Le conseil scientifique et stratégique de l’Institut Contemporain de l’Enfance organisait dans ses locaux, le lundi 4 novembre à Paris, un temps d’échanges et de réflexions autour des transidentités et des questionnements de genre. La question de la transition est une préoccupation des cliniciens, qui doivent faire face à une demande de transition des mineurs, de plus en plus forte et de plus en plus présente.
Les intervenants Antoine Périer – psychanalyste, psychothérapeute et Professeur à la Maison de Solenn, Hôpital Cochin – Kevin Hiridjee – psychologue clinicien, psychanalyste et directeur de la revue Carnet Psy – et Élodie Loesch – sexothérapeute – ont tenté par leurs diverses prises de parole de nous éclairer, sur un phénomène de société qui questionne au regard de la construction de la bisexualité psychique, mise en lumière par la psychanalyse.
Un sexe est attribué à l’enfant à la naissance, et parfois le fait de ressentir une attirance non-hétérosexuelle peut induire une interrogation sur son propre genre, comme une possibilité de se re-conformer à la norme hétéro. Avant la puberté, et avec l’accord des parents, il est possible de procéder à un changement de nom, et de prendre des bloqueurs de puberté en médicament “booster”. Seule la mastectomie est autorisée avant la majorité. Cette démarche est à accompagner par des professionnels de la santé très bien formés, car il est encore souvent compliqué de savoir “d’où parle” cette demande.
Le clivage est important chez les professionnels. En travaillant avec les patients, ils sont amenés à réfléchir sur leur position personnelle. Une nouvelle forme de souffrance est apparue, face à des angoisses que partagent tous les adolescents. Il n’y a pas de pathologie propre à la transidentité mais la souffrance identitaire, l’inconfort et le ressenti vont pousser certains à rechercher de l’aide. Les demandes ont doublé en quelques années, avec une prédominance de changements de la part des femmes souhaitant devenir homme.
Il y a une rébellion contre les diktats des normes sociales, et les questionnements sur le genre prennent de plus en plus d’ampleur. Est-ce que ce choix est transitoire ? En quoi l’entourage est-il important ? Est-ce une rébellion ? Est-ce que la réponse est juste ?
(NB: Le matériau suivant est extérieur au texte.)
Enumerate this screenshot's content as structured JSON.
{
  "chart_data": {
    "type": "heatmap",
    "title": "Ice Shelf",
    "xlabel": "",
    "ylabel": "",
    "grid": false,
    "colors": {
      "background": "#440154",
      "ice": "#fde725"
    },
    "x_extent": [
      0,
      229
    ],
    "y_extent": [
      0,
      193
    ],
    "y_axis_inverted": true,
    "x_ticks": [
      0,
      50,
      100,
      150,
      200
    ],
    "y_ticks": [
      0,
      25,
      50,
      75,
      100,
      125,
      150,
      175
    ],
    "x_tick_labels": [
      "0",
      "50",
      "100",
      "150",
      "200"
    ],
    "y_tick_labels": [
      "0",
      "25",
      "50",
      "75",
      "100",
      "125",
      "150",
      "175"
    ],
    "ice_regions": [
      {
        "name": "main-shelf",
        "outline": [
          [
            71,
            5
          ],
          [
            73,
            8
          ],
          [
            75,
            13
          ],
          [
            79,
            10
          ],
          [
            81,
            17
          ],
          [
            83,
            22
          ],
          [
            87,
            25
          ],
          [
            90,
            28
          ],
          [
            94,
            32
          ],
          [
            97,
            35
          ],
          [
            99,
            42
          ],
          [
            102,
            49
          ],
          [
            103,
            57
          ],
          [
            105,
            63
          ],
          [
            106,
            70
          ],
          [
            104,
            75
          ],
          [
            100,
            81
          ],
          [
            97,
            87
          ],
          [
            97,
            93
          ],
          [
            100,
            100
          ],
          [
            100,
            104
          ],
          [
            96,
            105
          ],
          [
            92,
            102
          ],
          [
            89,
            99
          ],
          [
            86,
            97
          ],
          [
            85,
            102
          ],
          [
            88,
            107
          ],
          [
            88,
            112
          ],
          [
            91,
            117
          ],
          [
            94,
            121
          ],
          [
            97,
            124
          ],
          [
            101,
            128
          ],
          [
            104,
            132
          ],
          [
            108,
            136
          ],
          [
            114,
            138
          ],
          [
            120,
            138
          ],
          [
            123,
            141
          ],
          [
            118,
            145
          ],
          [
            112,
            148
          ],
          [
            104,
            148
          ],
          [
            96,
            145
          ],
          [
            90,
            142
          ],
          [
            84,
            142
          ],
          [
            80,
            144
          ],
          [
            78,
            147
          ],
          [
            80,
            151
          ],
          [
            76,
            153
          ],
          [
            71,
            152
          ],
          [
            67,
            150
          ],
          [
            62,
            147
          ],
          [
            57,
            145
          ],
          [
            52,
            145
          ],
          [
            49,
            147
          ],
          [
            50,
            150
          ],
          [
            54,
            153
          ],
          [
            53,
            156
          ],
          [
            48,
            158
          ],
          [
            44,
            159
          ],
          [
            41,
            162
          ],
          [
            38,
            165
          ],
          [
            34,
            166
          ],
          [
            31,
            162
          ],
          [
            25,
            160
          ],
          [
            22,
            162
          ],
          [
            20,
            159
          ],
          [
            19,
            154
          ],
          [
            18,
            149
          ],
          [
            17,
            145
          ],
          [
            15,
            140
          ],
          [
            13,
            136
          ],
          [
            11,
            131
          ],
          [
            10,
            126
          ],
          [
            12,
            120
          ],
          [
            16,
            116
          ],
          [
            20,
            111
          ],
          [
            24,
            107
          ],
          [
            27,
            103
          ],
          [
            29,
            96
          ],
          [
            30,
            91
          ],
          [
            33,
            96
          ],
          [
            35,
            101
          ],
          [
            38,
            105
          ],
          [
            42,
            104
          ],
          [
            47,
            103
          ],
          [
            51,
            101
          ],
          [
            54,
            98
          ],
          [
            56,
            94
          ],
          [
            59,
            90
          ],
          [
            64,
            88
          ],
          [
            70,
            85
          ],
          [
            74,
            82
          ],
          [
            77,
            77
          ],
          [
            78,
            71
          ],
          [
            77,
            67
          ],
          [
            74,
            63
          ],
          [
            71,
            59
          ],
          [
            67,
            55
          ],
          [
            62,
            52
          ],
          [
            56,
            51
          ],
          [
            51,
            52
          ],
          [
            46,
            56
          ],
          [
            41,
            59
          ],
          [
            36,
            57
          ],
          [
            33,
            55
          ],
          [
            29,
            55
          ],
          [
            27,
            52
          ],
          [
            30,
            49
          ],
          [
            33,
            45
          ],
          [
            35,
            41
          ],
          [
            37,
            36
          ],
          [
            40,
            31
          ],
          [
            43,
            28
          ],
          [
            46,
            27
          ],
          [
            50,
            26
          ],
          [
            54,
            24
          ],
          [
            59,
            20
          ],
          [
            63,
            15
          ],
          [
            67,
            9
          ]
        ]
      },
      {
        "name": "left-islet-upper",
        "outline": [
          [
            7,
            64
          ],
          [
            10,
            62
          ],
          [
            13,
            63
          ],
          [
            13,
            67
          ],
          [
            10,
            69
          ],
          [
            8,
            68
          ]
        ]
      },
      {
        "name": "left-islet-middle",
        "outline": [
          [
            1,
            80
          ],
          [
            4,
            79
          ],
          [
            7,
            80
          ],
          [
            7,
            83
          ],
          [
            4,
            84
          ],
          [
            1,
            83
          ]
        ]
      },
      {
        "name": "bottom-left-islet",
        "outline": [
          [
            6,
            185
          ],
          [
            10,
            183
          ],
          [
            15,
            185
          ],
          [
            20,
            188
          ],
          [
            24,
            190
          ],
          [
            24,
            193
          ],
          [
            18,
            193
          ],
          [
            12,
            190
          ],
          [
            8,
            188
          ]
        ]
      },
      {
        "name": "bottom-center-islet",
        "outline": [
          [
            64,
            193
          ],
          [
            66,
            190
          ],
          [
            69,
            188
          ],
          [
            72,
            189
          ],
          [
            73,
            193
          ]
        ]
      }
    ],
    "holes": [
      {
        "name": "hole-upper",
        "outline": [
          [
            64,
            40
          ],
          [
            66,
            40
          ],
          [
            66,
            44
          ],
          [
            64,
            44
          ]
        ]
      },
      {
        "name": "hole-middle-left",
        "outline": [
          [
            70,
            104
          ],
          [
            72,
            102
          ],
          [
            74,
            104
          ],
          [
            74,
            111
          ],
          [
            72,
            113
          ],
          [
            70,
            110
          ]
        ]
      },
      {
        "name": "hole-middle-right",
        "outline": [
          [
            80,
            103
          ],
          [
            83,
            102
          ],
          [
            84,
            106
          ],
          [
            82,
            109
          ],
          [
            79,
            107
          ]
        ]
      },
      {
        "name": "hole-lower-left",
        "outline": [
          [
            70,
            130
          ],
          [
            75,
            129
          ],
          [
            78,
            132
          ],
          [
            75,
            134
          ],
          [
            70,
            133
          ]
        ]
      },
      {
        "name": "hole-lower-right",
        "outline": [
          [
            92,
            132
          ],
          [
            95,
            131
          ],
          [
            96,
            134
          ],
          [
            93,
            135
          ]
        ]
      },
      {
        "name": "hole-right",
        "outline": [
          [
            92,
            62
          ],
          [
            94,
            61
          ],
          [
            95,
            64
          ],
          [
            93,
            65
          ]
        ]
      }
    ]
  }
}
La puberté et l’adolescence sont déjà une transition à part entière, mais dans le cas de la transition de genre, l’angoisse se fixe sur quelque chose de précis. Il est possible de différer les décisions, mais pour les cliniciens, la priorité est de garder en mémoire que le savoir est du côté du patient.
En tant que thérapeute auprès des adolescents, le psychanalyste Antoine Périer souhaite parler du développement, processus adolescent marqué par les paradoxes : le corps se transforme, le jeune n’y peut rien et la sexualité explose. Il est donc confronté à une impuissance, et pour celui qui ne se reconnait pas dans le genre qui lui a été assigné, c’est une grande souffrance. Plus l’adolescent est narcissiquement fragile, plus il aura du mal à s’appuyer sur ses ressources propres. La diffusion progressive des études sur le genre mène souvent à une désunion entre le sexe et le genre.
Il y a un changement à imaginer dans le schéma éducatif qui consistait à amener le sujet vers l’autonomie, lui donnant le sentiment de toute puissance, l’obligation de choisir devenant un principe intangible : l’adolescent devant donc décider de tout, et de son genre y compris. L’adolescence est un moment de révolte, et la question identitaire peut en faire partie. L’accompagnement en psychothérapie est non spécifique, mais n’ignore pas les interrogations sur le genre. Il faut aider l’adolescent à sursoir pour se donner du temps, condition sine qua non de sa construction. Le travail avec les parents est très important, donc la question du temps est primordiale.
Les psychothérapies sont celles d’adolescents : comment doivent-elles être articulées avec les différents traitements proposés (hormonothérapie, anti-dépresseur, etc) ? Comment faire pour faire face à l’anxiété provoquée par l’arrivée du nouveau monde très incertain, et l’obligation antinomique de proclamer des certitudes ? La souffrance est certaine dans la demande de transition de genre, mais il est parfois difficile de savoir véritablement à quoi la rattacher.
Pour aller plus loin sur le sujet, l’ouvrage Transitions de genre présente une diversité de points de vue argumentés par des cliniciens, qui reçoivent des patients préoccupés par des questionnements de genre. Paru aux éditions Érès, il a été dirigé par le professeur Bernard Golse, président de l’Institut Contemporain de l’Enfance, et Kevin Hiridjee, l’un des trois intervenants de cette rencontre.